ボーイング・オーストラリアが開発中の多用途無人機MQ-28「ゴーストバット」(布留川 司撮影)。

 MQ-28は全長11.7m、全幅7.3m。外見上は昨今のステルス戦闘機を一回り小さくしたようなデザインですが、通常の有人戦闘機に対応できる加速性能と(飛行速度は現時点で非公開)、2000海里(約3700km)以上の航続距離を持っています。

 オーストラリアでオリジナル軍用機が開発・初飛行するのは実に半世紀振りのことであり、前出のボーイング・オーストラリアのほかに同国内55社がサプライヤーとして開発に協力しているそう。ゆえに、愛称の「ゴーストバット」というのも、オーストラリア固有の蝙蝠(コウモリ)に由来するといいます。

 2023年現在、軍用機の世界では、無人機自体はそれほど珍しい存在ではなくなりつつあります。しかし、MQ-28のコンセプトは有人機と共同で作戦任務(ミッション)にあたること。その点を計画当初から念頭に置いていたのが、従来の無人機とは異なる特徴だといえるでしょう。

 だからこそ、当初は「ロイヤル・ウイングマン」、日本語に訳すと「忠実なる僚機」というプロジェクト名で呼ばれていました。

多用途性に優れているのも大きなポイント

 MQ-28「ゴーストバット」は、AIによって制御され自律的な飛行と作戦遂行も可能ですが、前述したように単独任務だけでなく既存の有人軍用機と連携して行動できるのが一番の特徴です。

 これまでは航空戦で投入戦力を増やすには、より多くの有人戦闘機を出撃させる必要がありました。しかし、どの国の空軍でもパイロットや機体の数に限りがあり、また先進諸国では人件費の高騰や少子高齢化の進展などといった諸問題も抱えています。そういった懸念点を無人機で払拭しようという考えからMQ-28は生まれたといえるでしょう。


2人乗りのF/A-18F「スーパーホーネット」戦闘機と編隊を組むMQ-28「ゴーストバット」のイメージイラスト(画像:ボーイング)。

 また、攻撃や偵察といった任務中の危険な部分を有人機の代わりにMQ-28が担当することで、敵の反撃によって撃破・損耗しても、人的被害を軽減し、「戦闘」にかかるコストを低くする効果もあります。
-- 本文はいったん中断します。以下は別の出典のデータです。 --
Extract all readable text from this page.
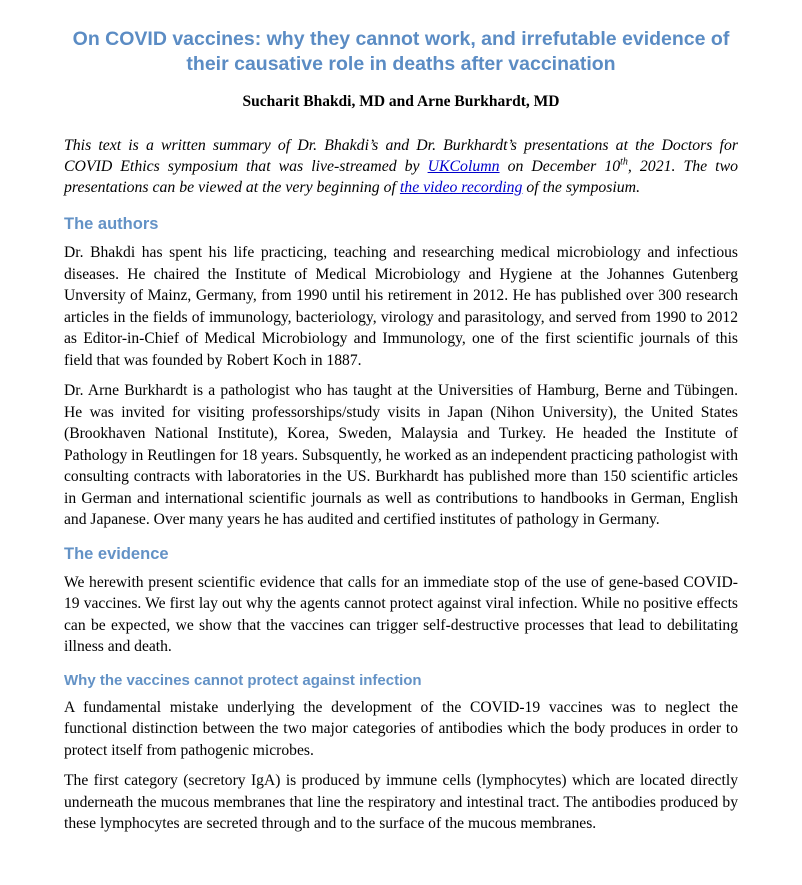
On COVID vaccines: why they cannot work, and irrefutable evidence of their causative role in deaths after vaccination

Sucharit Bhakdi, MD and Arne Burkhardt, MD

This text is a written summary of Dr. Bhakdi’s and Dr. Burkhardt’s presentations at the Doctors for COVID Ethics symposium that was live-streamed by UKColumn on December 10th, 2021. The two presentations can be viewed at the very beginning of the video recording of the symposium.

The authors

Dr. Bhakdi has spent his life practicing, teaching and researching medical microbiology and infectious diseases. He chaired the Institute of Medical Microbiology and Hygiene at the Johannes Gutenberg Unversity of Mainz, Germany, from 1990 until his retirement in 2012. He has published over 300 research articles in the fields of immunology, bacteriology, virology and parasitology, and served from 1990 to 2012 as Editor-in-Chief of Medical Microbiology and Immunology, one of the first scientific journals of this field that was founded by Robert Koch in 1887.

Dr. Arne Burkhardt is a pathologist who has taught at the Universities of Hamburg, Berne and Tübingen. He was invited for visiting professorships/study visits in Japan (Nihon University), the United States (Brookhaven National Institute), Korea, Sweden, Malaysia and Turkey. He headed the Institute of Pathology in Reutlingen for 18 years. Subsquently, he worked as an independent practicing pathologist with consulting contracts with laboratories in the US. Burkhardt has published more than 150 scientific articles in German and international scientific journals as well as contributions to handbooks in German, English and Japanese. Over many years he has audited and certified institutes of pathology in Germany.

The evidence

We herewith present scientific evidence that calls for an immediate stop of the use of gene-based COVID-19 vaccines. We first lay out why the agents cannot protect against viral infection. While no positive effects can be expected, we show that the vaccines can trigger self-destructive processes that lead to debilitating illness and death.

Why the vaccines cannot protect against infection

A fundamental mistake underlying the development of the COVID-19 vaccines was to neglect the functional distinction between the two major categories of antibodies which the body produces in order to protect itself from pathogenic microbes.

The first category (secretory IgA) is produced by immune cells (lymphocytes) which are located directly underneath the mucous membranes that line the respiratory and intestinal tract. The antibodies produced by these lymphocytes are secreted through and to the surface of the mucous membranes.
 そのため、MQ-28はさまざまな任務に対応できるよう、機体先端のノーズ部分がモジュラー式ペイロードとして設計されています。ノーズ部分は任務に応じた複数の種類が用意され、それぞれにセンサーや用途に応じた搭載物が組み込まれ、これらを交換することでMQ-28は戦闘、偵察、電子戦など様々な任務で使えるそうです。

 ゆえに、ボーイング・オーストラリアの説明によると、MQ-28は新戦力というよりも、既存の軍用機(コンセプト画像や動画などでは戦闘機だけでなく、E-7A早期警戒管制機と連携する姿も描かれている)の能力を「拡張」するための無人機だといいます。

 MQ-28の開発完了と配備開始のスケジュールはまだ公式に発表されておらず、現時点では「AI制御による有人機との連携」というコンセプト自体も未知数の部分が多いともいえます。

 少し前までの無人機や人工知能について語る場合、戦場の完全無人化といったイメージが強かったのに対し、このMQ-28はそこまで飛躍したものではなく、あくまでも「有人機との連携」というものです。筆者(布留川 司:ルポライター・カメラマン)としては、この発想の方が、無人機としてはより現実的で具体的なものなのだろうと感じました。